Une formation gériatrie me semble essentielle mais surtout gestion d'agressivité et de conflit, et bien sur Alzheimer et pathologies associées ne pas oublier que la maladie Alzheimer est difficile à déceler au début.


Et voilà, maintenant... Yapuka! 

Edit : La bonne fée vient de laisser des commentaires que j'aime tellement que je les recopie directement dans le billet : 

J'aime beaucoup ce billet ! De nombreuses bonnes idées, les participants feraient d'excellents ministres de la santé ^_^"

Je reviens sur quelques points :

1) Les matelas au sol, c'est un excellent moyen d'éviter les chutes SANS recourir à des moyens de contention (sangles etc), ce qui est hélas trop souvent le cas dans les unités pour personnes âgées désorientées. J'avais déjà vu ça dans un documentaire, c'est le moyen qu'utilisait justement un service hospitalier pour gérer les patients plus "humainement".

Il faut évidemment l'accord du patient (qui a entièrement le droit de préférer un lit, rappelons-le), et que son état de santé le permette (par exemple s'il doit se lever très souvent pour aller aux toilettes la nuit, c'est plus simple de se lever depuis un lit que depuis le sol).

Outre ces réserves disons "normales" et justifiées, l'obstacle majeur à une plus large utilisation de la méthode, pourtant simple, du matelas par terre est : le refus des soignants.. qui ne veulent pas être obligés de se baisser pour accéder au patient ou l'aider à se lever. Là en revanche, ça m'énerve..

2) "que les professionnels ne soient pas habillés en tenue réglementaire"
C'est un peu la fausse bonne idée ^^" Disons qu'il y a des avantages et inconvénients.

L'avantage, c'est de "démédicaliser" la structure, de rendre le contact et la vie quotidienne plus "naturels", plus familiers, comme à l'extérieur - où peu de personnes il est vrai se promènent en blouse blanche ou en uniforme ^^"
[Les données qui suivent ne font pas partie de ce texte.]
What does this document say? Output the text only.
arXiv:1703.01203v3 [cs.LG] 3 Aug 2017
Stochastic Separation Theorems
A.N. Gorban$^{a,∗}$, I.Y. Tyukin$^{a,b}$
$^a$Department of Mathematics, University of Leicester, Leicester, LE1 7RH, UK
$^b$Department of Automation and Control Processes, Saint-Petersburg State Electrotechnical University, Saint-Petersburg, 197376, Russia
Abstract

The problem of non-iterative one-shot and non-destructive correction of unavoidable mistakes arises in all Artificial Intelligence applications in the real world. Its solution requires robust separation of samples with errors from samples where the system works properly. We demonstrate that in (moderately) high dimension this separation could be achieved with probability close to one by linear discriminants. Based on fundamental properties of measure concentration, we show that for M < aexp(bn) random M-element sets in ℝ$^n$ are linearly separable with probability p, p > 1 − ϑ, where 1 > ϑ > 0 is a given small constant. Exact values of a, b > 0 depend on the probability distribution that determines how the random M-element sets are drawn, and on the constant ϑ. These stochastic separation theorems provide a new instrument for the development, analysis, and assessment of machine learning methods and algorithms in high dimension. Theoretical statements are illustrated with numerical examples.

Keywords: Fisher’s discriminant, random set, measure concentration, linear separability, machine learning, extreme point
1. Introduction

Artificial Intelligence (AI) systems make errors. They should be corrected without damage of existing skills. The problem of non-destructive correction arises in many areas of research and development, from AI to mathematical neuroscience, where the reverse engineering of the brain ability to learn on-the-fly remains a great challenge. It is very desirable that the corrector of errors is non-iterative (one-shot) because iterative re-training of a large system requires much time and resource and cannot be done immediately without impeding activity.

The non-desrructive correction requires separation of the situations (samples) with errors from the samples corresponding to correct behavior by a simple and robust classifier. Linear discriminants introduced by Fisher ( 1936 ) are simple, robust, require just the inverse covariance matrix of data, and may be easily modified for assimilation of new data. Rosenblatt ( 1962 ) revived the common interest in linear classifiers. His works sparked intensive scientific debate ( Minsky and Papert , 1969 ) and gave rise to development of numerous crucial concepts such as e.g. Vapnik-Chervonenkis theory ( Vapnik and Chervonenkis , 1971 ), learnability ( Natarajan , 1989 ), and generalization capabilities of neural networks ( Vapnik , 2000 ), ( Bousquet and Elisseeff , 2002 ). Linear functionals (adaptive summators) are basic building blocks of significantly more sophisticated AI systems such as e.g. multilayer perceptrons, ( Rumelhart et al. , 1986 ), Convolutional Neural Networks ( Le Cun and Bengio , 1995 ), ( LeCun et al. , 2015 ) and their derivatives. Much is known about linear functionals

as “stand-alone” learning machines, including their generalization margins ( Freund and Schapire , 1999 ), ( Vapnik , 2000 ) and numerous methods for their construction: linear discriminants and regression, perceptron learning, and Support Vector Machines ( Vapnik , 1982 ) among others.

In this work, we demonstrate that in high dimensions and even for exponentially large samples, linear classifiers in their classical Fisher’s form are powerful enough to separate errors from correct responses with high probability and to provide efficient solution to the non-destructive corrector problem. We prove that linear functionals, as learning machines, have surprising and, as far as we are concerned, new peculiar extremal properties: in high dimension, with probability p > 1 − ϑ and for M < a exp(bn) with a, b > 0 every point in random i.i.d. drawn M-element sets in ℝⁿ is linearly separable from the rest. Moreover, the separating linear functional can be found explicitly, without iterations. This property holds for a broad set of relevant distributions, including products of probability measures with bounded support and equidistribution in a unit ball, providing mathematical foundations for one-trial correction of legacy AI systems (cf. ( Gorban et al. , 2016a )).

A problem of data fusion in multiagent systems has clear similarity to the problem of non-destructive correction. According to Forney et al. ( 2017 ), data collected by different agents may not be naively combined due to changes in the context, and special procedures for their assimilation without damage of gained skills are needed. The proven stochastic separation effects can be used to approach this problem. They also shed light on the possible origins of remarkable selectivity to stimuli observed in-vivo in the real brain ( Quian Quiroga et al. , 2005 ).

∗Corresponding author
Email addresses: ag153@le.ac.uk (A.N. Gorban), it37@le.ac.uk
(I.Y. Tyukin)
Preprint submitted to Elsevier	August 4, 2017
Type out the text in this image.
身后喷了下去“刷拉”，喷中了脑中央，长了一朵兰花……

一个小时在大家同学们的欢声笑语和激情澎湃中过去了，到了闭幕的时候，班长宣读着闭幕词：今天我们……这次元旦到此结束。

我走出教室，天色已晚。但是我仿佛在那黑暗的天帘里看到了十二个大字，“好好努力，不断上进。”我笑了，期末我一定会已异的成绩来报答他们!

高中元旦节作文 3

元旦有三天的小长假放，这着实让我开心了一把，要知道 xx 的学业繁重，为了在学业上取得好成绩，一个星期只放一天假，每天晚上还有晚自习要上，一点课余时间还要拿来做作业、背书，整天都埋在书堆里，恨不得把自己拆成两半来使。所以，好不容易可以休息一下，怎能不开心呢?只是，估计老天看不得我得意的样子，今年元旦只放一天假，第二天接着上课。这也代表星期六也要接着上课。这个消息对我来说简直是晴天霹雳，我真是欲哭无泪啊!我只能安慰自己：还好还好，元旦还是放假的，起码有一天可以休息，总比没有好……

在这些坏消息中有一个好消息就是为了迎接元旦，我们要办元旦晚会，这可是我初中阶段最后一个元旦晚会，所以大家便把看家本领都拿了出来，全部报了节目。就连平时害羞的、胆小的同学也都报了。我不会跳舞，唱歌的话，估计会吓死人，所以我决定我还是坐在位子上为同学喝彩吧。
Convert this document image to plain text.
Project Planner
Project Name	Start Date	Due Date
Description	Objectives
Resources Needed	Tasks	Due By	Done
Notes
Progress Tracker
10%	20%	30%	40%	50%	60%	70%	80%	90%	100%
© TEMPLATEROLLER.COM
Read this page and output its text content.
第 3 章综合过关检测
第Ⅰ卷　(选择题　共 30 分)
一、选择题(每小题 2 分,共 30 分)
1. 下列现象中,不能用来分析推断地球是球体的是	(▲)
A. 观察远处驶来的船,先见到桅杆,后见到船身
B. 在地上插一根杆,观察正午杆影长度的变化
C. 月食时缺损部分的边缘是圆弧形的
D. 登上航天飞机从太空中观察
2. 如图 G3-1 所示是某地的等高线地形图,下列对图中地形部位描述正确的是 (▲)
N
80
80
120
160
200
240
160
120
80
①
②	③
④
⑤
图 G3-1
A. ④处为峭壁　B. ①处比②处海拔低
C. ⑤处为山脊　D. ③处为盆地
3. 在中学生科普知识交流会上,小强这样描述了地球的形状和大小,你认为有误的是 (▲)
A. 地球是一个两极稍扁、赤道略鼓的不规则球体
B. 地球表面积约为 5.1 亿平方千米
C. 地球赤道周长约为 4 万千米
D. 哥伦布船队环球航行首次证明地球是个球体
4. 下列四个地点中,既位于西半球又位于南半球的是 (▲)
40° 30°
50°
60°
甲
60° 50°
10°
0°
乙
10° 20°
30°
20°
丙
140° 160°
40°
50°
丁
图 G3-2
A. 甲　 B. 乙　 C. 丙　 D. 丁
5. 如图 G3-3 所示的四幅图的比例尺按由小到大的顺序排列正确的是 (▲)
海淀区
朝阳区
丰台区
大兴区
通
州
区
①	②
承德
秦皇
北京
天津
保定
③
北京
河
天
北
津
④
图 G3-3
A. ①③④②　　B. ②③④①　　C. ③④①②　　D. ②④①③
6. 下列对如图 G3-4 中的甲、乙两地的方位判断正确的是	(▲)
L'inconvénient, et il pèse tout de même son poids.., c'est que ça rend plus difficile l'IDENTIFICATION du personnel par les résidents ; n'oublions pas que nous parlons ici d'une structure de vie pour personnes âgées désorientées, et que plus que d'autres elles ont besoin de savoir à qui adresser leurs demandes, voire angoisses.  



3) Animaux et allergies

Les allergies sont souvent citées pour refuser la présence d'animaux sur les lieux de vie. Le plus simple est alors d'opter pour des animaux qui "s'observent", avec lesquels les résidents ne seront pas ou peu en contact direct : poissons, poules..
Certains établissements ont des cages à oiseaux ou des volières ; je ne les recommande pas, car pour en avoir discuté avec plusieurs personnes âgées, une fois passés les premiers jours "oh le joli zozio !" beaucoup trouvent finalement déprimant le spectacle d'un animal en cage. Je suppose que lorsqu'on est en fin de vie, "enfermé" loin des siens - fusse dans une "cage dorée" ;) - les oiseaux en cage font écho à ce vécu difficile.

Alors bon.. les animaux "qui s'observent" c'est déjà bien, mais on perd tout de même tous les bénéfices - et ils sont nombreux - du contact direct, des interactions.. et donc, un chien ou un chat en plus c'est très bien aussi :D
(soyez gentil de veiller à ce que le chien ne bouffe pas les poules, ni le chat les poissons - d'avance merci ^^")

Et les allergies alors ?
D'une part, elles ne sont pas si répandues que ça non plus. Sur une structure accueillant une dizaine de résidents, peu probable que tous, ou même les 3/4, ou même la moitié, soient allergiques. Il reste donc peu de résidents que ce problème concerne, c'est donc environ gérable pour les équipes soignantes.

D'autre part, le choc anaphylactique est rare (mais à ne pas oublier non plus) ; les allergies ont tout de même assez souvent un expression "bénigne" : nez qui coule, yeux qui pleurent, démangeaisons.. Ces manifestations allergiques peuvent être traitées avec des corticoïdes, ou des antihistaminiques.

À noter : de nombreuses personnes âgées expriment le souhait de pouvoir emmener avec elles leur propre animal domestique. C'est refusé quasi-systématiquement. Mais surtout ces refus sont trop "automatiques" ; s'il est vrai que TOUS les animaux domestiques ne peuvent cohabiter paisiblement avec des congénères, voire avec d'autres espèces, ou même s'acclimater à ce nouveau lieu de vie, beaucoup d'animaux le peuvent aussi.

Puisqu'il est permis de rêver - c'est après tout le sujet de ton billet ;) - dans ma structure de vie idéale pour personnes âgées - a fortiori désorientées - je minimiserais autant que faire se peut les pertes de repères et liens affectifs que représente l'animal domestique, et à défaut de toujours réussir AU MOINS J'ESSAIERAIS d'accueillir ces personnes avec leur animal. Voire leurs animaux ^^" ("Oui ici on a 10 résidents, 3 chevaux, 52 perroquets, 32 lapins nains, un couple de girafes.." XD)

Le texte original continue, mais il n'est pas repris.